On Jan 13, 2005, at 1:42 PM, Yu Chen wrote:
>> It's hard to say without more detail about your application; this
>> could simply be the communication pattern of your application, that
>> it causes blocking and makes processes wait for message passing to
>> complete, etc.
>
> But that program worked in provious setup, and it never got changed
> (only difference is the different FORTRAN compiler, PGI vs GNU)
I wish I had a better answer, but "sometimes this just happens" --
there are a *lot* of differences between the 6.x and 7.x series in LAM,
any number of which could (and did!) expose bugs in user applications.
Not that I'm claiming that LAM is 100% bug-free -- no software ever is!

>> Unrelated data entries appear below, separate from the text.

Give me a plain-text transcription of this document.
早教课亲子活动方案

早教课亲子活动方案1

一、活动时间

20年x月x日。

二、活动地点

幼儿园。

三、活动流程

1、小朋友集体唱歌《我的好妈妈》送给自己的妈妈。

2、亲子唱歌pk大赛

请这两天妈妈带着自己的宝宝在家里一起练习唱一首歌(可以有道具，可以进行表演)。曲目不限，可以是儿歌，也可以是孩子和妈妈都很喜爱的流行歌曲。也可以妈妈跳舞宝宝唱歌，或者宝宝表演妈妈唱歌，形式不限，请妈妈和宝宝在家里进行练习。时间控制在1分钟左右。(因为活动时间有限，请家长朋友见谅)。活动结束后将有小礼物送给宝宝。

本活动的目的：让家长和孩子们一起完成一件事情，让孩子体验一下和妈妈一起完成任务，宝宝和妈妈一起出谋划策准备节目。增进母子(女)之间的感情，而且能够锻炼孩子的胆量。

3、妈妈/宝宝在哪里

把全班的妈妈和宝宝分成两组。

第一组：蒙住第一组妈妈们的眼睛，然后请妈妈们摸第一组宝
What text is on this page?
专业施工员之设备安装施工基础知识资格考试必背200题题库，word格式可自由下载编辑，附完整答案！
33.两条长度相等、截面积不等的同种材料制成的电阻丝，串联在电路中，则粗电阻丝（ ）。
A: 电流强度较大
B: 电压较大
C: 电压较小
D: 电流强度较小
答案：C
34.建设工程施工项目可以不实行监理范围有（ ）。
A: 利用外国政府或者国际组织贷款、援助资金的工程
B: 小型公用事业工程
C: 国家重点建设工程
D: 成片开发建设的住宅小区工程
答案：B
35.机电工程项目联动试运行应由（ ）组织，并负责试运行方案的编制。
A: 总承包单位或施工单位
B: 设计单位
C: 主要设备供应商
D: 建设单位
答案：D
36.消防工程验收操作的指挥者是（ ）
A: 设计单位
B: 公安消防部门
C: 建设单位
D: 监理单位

But it's pretty darn stable and lots of people are running production
codes with it. Of course, that being said, if we do find a genuine bug
that your application exposes in LAM, I'll be the first to a) eat crow,
and b) fix the little bugger in LAM.
>> Can you attach a debugger to any of the processes and see what they
>> are doing?
>
> I really don't know how to do it, could you help me with this.
When the processes are running on your nodes, login to any of the nodes
and run "ps" to find the PID's of the two processes on that node (I
assume you're launching 2 processes per node). Then run "gdb --pid
<PID>", replacing <PID> with one of the PIDs of your processes.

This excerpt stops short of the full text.